Trafia mnie jak słucham Pana Kierownika. Ok, Magda jest leniwa, nieporadna, pewnie wymaga specjalistycznej pomocy. Nie twierdzę że nie ponosi odpowiedzialności za swoją sytuację. Ale pomijanie tematu jej bicia i poniżania przez ojca przy jednoczesnym opowiadaniu o tym, że ojciec musi być w porządku bo jego drugie dziecko odniosło sukces życiowy jest obrzydliwe, krótkowzroczne i świadczy o tym, że Pan Kierownik nie ma żadnej inteligencji emocjonalnej i wiedzy o tym jak funkcjonuje świat.

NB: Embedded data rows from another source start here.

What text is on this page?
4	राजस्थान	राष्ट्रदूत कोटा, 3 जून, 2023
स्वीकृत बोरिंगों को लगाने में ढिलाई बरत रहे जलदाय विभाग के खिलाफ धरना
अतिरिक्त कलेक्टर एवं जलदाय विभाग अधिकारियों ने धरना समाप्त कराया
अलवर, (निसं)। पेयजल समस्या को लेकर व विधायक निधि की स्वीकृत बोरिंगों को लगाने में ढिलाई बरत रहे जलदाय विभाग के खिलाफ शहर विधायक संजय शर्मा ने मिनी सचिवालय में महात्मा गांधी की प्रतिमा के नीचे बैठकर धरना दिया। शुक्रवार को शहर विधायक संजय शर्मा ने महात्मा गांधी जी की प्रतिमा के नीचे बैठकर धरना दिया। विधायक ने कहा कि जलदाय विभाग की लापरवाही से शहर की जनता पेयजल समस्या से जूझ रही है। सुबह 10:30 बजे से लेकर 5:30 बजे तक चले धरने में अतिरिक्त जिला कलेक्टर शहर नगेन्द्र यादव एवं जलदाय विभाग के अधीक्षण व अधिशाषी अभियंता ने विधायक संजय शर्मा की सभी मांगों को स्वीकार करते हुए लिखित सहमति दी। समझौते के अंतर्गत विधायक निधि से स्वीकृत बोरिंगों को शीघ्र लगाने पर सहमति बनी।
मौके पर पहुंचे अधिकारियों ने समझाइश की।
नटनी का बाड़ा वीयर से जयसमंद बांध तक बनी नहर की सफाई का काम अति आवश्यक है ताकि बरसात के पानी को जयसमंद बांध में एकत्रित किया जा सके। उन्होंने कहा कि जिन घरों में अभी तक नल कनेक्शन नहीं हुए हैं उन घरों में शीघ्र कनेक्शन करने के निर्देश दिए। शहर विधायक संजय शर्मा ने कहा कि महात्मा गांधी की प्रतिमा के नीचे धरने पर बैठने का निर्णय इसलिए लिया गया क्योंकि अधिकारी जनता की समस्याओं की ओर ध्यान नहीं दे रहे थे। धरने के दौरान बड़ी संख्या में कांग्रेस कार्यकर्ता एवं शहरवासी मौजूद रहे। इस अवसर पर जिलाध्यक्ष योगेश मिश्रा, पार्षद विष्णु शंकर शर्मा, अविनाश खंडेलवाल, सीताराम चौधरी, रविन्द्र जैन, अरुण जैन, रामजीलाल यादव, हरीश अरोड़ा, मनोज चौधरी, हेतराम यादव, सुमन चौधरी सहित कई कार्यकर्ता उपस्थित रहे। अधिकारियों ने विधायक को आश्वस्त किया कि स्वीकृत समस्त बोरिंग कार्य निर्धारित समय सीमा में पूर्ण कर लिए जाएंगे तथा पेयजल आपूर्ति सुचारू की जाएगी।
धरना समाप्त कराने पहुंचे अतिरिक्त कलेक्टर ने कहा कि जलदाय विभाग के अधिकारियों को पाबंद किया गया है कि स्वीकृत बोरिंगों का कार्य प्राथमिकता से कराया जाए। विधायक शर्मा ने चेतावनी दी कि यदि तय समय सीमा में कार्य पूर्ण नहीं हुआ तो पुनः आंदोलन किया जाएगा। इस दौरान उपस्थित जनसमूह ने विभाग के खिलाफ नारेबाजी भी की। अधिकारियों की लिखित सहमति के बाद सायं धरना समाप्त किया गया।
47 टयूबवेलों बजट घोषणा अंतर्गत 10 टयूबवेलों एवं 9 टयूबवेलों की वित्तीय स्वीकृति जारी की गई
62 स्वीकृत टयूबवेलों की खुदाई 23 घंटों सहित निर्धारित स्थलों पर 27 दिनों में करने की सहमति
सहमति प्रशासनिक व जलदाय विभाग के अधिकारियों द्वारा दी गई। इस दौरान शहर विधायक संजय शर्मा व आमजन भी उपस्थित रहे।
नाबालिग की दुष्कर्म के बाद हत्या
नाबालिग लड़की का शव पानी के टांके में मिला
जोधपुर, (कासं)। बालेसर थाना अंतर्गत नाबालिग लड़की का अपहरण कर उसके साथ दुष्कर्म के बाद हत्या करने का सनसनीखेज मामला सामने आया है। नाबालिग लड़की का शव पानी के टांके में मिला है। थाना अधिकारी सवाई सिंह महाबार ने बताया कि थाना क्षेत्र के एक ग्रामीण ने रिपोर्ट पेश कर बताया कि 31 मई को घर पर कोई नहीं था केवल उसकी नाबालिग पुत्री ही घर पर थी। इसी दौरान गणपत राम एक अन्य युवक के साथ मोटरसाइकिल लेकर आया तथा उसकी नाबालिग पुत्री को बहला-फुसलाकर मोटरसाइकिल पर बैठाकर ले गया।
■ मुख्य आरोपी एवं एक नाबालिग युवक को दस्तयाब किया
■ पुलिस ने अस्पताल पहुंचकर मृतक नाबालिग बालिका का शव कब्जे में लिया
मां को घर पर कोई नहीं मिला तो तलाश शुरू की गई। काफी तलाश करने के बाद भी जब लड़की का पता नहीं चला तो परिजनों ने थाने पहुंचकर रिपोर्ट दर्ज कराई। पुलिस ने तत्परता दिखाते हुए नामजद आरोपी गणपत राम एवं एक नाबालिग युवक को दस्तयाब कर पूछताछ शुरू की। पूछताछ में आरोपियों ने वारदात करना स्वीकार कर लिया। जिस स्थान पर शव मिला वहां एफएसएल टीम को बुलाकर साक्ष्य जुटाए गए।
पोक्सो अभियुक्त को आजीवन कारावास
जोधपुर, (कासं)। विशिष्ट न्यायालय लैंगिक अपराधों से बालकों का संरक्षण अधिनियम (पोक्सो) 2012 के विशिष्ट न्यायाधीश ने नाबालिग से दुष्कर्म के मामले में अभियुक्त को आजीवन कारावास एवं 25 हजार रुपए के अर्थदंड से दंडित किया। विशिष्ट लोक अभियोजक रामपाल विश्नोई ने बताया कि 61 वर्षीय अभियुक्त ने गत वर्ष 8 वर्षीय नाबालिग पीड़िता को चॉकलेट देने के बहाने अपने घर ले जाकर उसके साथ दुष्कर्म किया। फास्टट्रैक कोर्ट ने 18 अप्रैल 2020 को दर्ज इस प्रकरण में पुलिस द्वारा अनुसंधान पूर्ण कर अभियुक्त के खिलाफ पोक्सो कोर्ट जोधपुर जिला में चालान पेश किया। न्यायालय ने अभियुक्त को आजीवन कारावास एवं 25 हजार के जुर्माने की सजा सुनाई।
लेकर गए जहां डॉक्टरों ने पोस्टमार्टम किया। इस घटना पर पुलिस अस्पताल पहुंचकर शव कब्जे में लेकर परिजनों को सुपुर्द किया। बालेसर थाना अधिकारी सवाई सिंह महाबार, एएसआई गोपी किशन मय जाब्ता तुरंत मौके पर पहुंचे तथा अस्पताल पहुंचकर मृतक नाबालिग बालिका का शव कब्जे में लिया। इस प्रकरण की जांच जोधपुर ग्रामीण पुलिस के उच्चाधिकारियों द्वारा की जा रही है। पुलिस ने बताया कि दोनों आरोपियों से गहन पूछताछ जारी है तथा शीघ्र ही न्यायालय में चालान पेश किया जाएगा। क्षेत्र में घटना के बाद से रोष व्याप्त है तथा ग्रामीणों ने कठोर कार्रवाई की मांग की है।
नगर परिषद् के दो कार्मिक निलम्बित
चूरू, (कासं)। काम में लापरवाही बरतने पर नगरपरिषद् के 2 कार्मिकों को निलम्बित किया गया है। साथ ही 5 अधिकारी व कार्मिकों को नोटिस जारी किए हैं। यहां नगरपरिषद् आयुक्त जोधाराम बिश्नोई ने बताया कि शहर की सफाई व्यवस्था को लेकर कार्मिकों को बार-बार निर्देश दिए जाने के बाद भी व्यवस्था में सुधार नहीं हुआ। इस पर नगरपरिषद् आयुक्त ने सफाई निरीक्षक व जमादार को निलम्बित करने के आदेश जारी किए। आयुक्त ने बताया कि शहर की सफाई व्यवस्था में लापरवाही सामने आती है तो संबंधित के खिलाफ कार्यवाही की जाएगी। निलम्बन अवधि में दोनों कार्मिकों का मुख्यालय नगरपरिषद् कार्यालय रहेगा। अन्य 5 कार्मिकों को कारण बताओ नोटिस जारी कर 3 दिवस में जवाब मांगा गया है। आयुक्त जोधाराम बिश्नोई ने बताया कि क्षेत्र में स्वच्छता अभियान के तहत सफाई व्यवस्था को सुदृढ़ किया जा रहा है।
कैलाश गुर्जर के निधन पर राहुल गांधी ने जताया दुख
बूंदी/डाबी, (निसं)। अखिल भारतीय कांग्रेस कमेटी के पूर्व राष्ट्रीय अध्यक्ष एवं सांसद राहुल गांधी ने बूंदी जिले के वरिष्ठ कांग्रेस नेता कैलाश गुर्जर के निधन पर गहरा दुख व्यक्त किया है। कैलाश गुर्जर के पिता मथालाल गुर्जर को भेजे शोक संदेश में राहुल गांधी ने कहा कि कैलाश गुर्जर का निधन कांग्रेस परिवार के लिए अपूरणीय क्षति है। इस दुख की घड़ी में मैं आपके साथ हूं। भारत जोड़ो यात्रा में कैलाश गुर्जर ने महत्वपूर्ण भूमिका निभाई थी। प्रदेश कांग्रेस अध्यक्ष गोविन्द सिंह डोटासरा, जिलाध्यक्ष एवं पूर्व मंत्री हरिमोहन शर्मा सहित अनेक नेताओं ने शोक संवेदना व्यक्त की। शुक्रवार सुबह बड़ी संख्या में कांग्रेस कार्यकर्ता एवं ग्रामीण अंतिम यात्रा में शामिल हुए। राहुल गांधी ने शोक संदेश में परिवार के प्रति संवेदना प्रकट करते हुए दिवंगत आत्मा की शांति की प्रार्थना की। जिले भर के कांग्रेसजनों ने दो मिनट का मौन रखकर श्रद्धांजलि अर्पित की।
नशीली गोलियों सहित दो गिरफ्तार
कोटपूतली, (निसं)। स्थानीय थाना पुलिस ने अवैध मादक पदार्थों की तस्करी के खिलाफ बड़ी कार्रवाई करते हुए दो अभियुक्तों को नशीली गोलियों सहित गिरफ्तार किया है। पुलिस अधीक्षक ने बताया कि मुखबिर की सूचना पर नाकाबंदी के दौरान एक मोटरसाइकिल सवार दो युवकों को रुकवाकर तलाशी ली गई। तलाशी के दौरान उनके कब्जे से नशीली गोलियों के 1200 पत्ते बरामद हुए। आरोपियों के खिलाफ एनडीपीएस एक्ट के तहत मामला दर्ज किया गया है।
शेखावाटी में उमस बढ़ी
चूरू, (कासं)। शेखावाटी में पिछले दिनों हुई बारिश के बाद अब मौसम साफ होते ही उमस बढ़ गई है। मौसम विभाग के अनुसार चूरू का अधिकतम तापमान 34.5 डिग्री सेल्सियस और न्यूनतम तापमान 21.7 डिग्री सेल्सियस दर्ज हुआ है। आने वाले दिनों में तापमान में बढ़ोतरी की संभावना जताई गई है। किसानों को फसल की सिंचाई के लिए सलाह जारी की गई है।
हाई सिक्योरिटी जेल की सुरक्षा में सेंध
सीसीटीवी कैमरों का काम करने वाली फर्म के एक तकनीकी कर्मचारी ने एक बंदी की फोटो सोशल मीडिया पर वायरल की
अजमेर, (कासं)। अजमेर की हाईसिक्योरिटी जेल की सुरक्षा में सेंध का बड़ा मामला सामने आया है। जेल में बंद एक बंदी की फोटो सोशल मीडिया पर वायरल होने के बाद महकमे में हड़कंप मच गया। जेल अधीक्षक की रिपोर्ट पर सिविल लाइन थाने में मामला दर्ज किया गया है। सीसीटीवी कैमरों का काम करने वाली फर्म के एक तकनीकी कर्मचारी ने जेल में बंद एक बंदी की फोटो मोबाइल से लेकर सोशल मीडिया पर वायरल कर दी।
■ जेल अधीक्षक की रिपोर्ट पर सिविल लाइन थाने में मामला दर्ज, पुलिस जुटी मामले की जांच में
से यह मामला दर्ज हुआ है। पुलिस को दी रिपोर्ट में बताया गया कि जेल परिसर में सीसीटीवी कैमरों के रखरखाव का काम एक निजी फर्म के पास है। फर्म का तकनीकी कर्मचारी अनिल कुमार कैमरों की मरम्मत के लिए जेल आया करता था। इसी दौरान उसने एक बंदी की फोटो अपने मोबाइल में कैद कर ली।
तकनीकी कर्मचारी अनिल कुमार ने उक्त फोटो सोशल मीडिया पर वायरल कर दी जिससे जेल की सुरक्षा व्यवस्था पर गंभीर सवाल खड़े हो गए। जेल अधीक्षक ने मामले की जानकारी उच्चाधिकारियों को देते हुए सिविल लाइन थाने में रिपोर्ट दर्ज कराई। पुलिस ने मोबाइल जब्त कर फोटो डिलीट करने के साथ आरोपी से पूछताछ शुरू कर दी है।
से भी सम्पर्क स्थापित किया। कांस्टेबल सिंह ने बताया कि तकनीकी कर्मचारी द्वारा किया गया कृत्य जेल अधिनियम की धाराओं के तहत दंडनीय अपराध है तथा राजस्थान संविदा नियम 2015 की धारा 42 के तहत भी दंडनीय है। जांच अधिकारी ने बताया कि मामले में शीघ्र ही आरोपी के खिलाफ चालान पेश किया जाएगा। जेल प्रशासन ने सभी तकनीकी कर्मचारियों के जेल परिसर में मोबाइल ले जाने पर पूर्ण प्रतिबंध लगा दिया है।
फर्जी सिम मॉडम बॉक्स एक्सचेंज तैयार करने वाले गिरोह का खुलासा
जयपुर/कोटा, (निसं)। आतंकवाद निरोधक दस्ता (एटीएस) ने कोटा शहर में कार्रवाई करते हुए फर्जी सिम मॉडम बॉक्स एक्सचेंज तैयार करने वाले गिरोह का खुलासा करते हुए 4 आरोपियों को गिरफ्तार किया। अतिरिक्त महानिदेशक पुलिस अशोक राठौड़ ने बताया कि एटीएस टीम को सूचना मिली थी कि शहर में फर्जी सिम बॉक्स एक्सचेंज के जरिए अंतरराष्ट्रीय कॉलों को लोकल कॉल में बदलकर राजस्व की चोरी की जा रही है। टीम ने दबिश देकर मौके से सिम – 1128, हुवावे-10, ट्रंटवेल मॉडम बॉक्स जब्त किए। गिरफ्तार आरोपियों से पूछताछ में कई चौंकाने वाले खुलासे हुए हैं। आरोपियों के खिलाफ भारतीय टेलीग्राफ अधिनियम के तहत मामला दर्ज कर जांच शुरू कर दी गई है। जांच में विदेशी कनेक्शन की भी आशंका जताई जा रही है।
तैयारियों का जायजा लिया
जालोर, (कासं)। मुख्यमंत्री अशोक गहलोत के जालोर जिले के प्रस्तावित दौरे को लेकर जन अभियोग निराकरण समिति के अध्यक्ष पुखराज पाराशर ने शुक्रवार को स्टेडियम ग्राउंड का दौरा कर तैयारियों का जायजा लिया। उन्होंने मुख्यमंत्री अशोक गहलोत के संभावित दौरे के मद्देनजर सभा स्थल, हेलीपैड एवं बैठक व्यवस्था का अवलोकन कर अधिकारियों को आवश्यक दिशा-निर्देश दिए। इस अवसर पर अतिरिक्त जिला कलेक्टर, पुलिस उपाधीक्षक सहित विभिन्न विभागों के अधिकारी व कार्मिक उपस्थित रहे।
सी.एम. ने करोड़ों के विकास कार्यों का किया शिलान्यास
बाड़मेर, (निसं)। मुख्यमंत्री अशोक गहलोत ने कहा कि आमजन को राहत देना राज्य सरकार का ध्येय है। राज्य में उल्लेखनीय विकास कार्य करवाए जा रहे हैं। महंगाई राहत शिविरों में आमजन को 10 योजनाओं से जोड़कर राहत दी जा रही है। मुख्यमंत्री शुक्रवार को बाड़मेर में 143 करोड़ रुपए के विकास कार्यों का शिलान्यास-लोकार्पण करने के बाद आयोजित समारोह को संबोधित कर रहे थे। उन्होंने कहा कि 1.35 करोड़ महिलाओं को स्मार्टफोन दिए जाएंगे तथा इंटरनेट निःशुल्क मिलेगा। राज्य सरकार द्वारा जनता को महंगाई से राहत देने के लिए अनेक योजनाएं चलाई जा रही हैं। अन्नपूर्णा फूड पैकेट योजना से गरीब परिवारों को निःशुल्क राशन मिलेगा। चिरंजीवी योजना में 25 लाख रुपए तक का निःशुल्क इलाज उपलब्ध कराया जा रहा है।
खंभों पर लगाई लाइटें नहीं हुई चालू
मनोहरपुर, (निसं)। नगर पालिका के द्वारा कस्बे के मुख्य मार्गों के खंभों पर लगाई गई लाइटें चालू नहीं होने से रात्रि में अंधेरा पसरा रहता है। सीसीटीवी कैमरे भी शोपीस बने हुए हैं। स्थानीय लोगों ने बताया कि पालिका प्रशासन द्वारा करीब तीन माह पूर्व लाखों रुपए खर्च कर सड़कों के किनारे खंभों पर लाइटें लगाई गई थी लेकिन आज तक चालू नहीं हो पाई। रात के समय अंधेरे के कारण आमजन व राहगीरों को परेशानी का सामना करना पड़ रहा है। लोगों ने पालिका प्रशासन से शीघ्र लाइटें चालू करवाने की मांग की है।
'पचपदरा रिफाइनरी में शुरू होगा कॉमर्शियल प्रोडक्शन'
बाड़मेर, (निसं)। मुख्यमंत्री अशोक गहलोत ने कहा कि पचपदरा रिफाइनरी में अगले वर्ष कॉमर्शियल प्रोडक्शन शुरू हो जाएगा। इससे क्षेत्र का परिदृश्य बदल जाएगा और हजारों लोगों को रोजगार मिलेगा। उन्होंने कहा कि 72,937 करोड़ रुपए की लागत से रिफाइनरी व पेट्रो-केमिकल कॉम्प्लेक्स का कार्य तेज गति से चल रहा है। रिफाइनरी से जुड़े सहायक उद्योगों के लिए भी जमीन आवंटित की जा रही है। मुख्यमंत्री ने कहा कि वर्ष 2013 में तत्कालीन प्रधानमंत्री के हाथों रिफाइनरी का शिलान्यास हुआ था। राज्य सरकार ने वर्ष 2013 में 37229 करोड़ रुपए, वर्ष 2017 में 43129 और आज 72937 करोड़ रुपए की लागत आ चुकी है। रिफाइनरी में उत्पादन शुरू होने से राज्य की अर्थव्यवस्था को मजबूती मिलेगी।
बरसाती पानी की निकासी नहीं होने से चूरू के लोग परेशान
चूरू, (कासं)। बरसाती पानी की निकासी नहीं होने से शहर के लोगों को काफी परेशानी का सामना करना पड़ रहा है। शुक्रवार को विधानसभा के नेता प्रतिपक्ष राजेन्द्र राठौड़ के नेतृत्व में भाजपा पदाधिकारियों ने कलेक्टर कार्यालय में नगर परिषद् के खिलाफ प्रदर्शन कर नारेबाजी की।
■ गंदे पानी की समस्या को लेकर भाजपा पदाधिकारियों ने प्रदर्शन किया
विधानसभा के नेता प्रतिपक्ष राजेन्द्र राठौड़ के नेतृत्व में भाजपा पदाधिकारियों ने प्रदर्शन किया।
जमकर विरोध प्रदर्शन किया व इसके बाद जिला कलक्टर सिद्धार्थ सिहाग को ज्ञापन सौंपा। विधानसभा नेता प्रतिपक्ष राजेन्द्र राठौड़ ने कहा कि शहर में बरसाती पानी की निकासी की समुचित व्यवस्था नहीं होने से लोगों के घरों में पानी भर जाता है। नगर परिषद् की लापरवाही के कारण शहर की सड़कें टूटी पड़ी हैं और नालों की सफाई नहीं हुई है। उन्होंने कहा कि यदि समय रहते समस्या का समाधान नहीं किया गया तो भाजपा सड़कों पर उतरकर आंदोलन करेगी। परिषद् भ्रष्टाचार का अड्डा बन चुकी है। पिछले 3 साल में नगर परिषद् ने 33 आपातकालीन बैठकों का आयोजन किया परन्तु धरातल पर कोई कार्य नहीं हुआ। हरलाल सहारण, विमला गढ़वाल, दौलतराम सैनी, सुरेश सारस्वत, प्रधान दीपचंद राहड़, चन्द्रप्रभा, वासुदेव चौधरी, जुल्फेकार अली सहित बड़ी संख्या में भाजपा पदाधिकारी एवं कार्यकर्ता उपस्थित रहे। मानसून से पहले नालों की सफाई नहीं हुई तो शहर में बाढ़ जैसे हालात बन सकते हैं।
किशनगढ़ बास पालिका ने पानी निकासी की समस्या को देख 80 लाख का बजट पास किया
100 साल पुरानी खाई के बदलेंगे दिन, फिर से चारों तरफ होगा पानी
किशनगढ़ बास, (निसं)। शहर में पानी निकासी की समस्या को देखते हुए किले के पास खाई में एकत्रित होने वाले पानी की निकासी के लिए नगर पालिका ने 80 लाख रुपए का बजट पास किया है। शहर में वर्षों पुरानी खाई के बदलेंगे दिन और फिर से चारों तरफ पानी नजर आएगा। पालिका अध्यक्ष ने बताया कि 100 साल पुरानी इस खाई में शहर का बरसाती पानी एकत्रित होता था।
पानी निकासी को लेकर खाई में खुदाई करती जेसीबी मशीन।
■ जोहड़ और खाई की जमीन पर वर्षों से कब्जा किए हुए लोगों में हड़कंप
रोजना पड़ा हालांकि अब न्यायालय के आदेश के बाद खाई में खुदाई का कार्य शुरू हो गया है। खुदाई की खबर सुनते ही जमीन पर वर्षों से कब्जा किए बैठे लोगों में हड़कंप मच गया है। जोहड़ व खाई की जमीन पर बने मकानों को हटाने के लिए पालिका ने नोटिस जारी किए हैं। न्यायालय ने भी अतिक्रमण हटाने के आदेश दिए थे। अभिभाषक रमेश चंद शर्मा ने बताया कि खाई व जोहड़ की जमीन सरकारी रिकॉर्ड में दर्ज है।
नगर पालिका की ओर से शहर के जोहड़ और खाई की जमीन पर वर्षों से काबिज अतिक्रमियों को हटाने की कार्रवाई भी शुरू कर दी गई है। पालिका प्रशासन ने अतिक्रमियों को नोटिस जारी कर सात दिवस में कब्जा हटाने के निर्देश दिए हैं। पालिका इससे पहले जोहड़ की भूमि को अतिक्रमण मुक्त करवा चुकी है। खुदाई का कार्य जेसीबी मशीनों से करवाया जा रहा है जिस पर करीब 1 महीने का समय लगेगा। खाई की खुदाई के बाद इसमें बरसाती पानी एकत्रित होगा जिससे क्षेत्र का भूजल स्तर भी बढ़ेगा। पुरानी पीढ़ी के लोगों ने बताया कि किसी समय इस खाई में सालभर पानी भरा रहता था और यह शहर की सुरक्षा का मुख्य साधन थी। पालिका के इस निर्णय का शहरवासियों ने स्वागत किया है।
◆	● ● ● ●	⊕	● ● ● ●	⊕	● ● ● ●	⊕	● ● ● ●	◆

Dawno mnie tak twórczość Jacka nie zirytowała.
#jaktoogarnac
  • 7
@AnaliaOdtylia: Kierownik taktu może i nie ma, ale przynajmniej stara się jakoś wytłumaczyć jej że miliony ludzi dostają #!$%@? od rodziców i dadzą radę pracować, a jak nie to można się leczyć. "Zapętliła" się i Placek jakoś stara się jej to wytłumaczyć, im brutalniej tym lepiej bo może coś do niej dotrze, choćby to że trzeba iść do psychiatry. Wszyscy inteligentni emocjonalnie jej współczują ale nie wylecą za nią na ulicę.
@AnaliaOdtylia: To jest racja, natomiast Placek powiedział to o czym wszyscy myślą. Nie da się iść do pracy bo ojciec ją bił jak była w ciąży xD Raz że nie wiadomo na ile to jest prawda, skoro sama przyznaje że w sądzie była cicho. Dwa - skoro jedno dziecko odniosło sukces (pytanie, co to znaczy) oznacza to że warunki jakie miała w domu nie były aż tak tragiczne. Dobrze że o
@AnaliaOdtylia: Nikogo tam nie było i póki co mamy tylko relację Magdy. Myślę, że prawda leży pośrodku, nie było różowo ale i nie było skrajnej patoli, chłopak z jakiegoś powodu lepiej to zniósł a Magda uwydatnia to co jest dla niej wygodne.